After fighting his way through the factory, SpongeBob finds Patrick vacuum-packed like a toy. After freeing Patrick, they meet Tak of the Pupununu People, who claims to have been abducted and scanned. The 3 later meet with Timmy Turner, Stimpy, Rocko, GIR, Jenny/XJ-9 and Jimmy Neutron, who were also abducted. Together, the group meets ChadBot, Calamitous' robot assistant, and assist him in collecting "master models" of the various Toybots; after collecting enough of them, ChadBot allows Jimmy to contact Danny, who reveals that Calamitous' toy army has taken over his house to use the Ghost Portal's energy. Jimmy tells Danny and Sam to meet him and the other heroes at Amity Park's EvilToyCo outlet; once they arrive, the group uses large mech suits to battle the Saucer Men(which Calamitous has been using to abduct the heroes from their worlds), before heading to Fairy World. Patrick frees Jorgen Von Strangle from a glass prison to destroy the Fairy Harvester, and the group leaves to confront Calamitous.
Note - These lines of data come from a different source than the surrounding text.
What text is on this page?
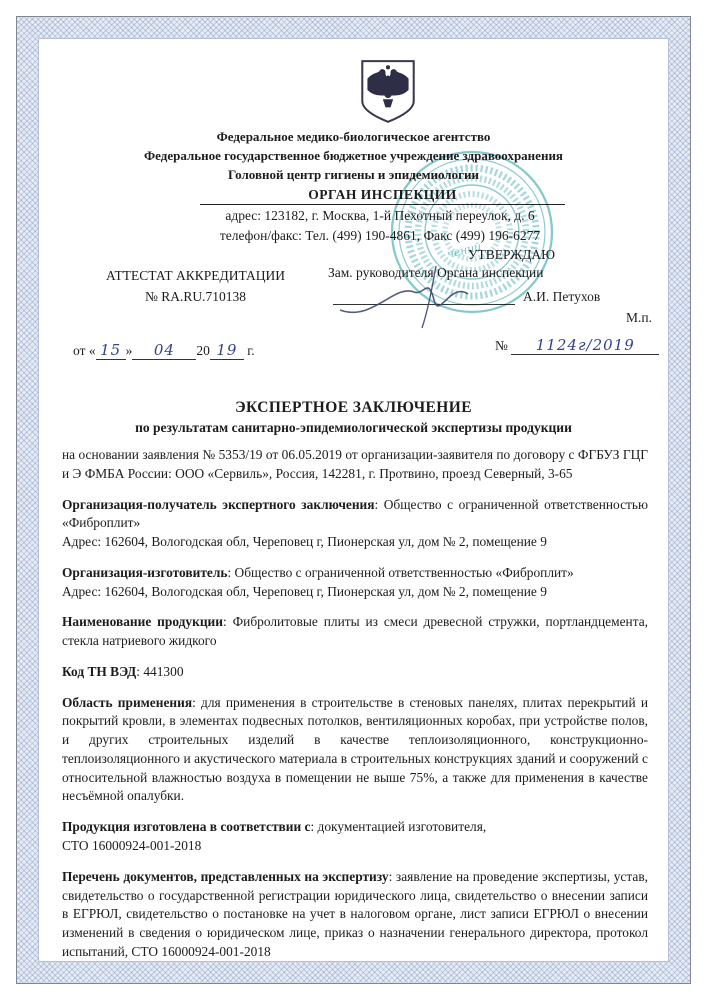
Федеральное медико-биологическое агентство
Федеральное государственное бюджетное учреждение здравоохранения
Головной центр гигиены и эпидемиологии
ОРГАН ИНСПЕКЦИИ
адрес: 123182, г. Москва, 1-й Пехотный переулок, д. 6
телефон/факс: Тел. (499) 190-4861, Факс (499) 196-6277
АТТЕСТАТ АККРЕДИТАЦИИ
№ RA.RU.710138
УТВЕРЖДАЮ
Зам. руководителя Органа инспекции
А.И. Петухов
М.п.
чений
от « 15 » 04 20 19 г.	№ 1124г/2019
ЭКСПЕРТНОЕ ЗАКЛЮЧЕНИЕ
по результатам санитарно-эпидемиологической экспертизы продукции

на основании заявления № 5353/19 от 06.05.2019 от организации-заявителя по договору с ФГБУЗ ГЦГ и Э ФМБА России: ООО «Сервиль», Россия, 142281, г. Протвино, проезд Северный, 3-65

Организация-получатель экспертного заключения: Общество с ограниченной ответственностью «Фиброплит»
Адрес: 162604, Вологодская обл, Череповец г, Пионерская ул, дом № 2, помещение 9

Организация-изготовитель: Общество с ограниченной ответственностью «Фиброплит»
Адрес: 162604, Вологодская обл, Череповец г, Пионерская ул, дом № 2, помещение 9

Наименование продукции: Фибролитовые плиты из смеси древесной стружки, портландцемента, стекла натриевого жидкого

Код ТН ВЭД: 441300

Область применения: для применения в строительстве в стеновых панелях, плитах перекрытий и покрытий кровли, в элементах подвесных потолков, вентиляционных коробах, при устройстве полов, и других строительных изделий в качестве теплоизоляционного, конструкционно-теплоизоляционного и акустического материала в строительных конструкциях зданий и сооружений с относительной влажностью воздуха в помещении не выше 75%, а также для применения в качестве несъёмной опалубки.

Продукция изготовлена в соответствии с: документацией изготовителя,
СТО 16000924-001-2018

Перечень документов, представленных на экспертизу: заявление на проведение экспертизы, устав, свидетельство о государственной регистрации юридического лица, свидетельство о внесении записи в ЕГРЮЛ, свидетельство о постановке на учет в налоговом органе, лист записи ЕГРЮЛ о внесении изменений в сведения о юридическом лице, приказ о назначении генерального директора, протокол испытаний, СТО 16000924-001-2018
The heroes then unexpectedly enter The Biggest Genius' filming set, where ChadBot is revealed to be the winner. The host reveals to Calamitous that ChadBot's creation of the Toybot fuel formula and his collection of master models resulted in his win. ChadBot credits the heroes for his rise to success, before shaving Calamitous' mustache off using his prize.

==Reception==

Nicktoons: Attack of the Toybots received "mixed or average reviews". Meghan Sullivan of IGN gave the Wii version of the game a score of 6 out of 10, stating that "Nicktoons: Attack of The Toybots is by no means a stellar game, but if you're a parent looking to entertain your kid for a few hours while you go out, then this might do the trick. Otherwise pass on this and wait for something better." Jack DeVries of IGN gave the Nintendo DS version of the game a score of 7 out of 10, concluding that "This is the best Nicktoons game yet. I know, that isn't saying much since Unite and Battle for Volcano Island kind of sucked. And really, this isn't a stellar title. It gets pretty repetitive and it's not very long. But for fans of Nickelodeon cartoons, it's got enough characters and unlockables to be pretty appealing. The minor voicework is just enough to be neat, and with multiplayer and so many characters, it's actually a game that could be played multiple times. I just wish Rocko was a playable character." The Wii version of the game received a score of 60 out of 100 from Metacritic based on 4 reviews, while the Nintendo DS version of the game received a Metacritic score of 54 out of 100 based on 4 reviews.

Aggregate scores
| Aggregator | Score |
|---|---|
| GameRankings | 65% (GBA) |
| Metacritic | 54/100 (DS) 60/100 (Wii) |

Review scores
| Publication | Score |
|---|---|
| GameZone | 7.2/10 (DS) 6.9/10 (PS2) |
| IGN | 7/10 (DS) 6/10 (Wii) |

==Sequel==

The game was followed by SpongeBob SquarePants Featuring Nicktoons: Globs of Doom for the Nintendo DS, PlayStation 2 and Wii on October 20, 2008.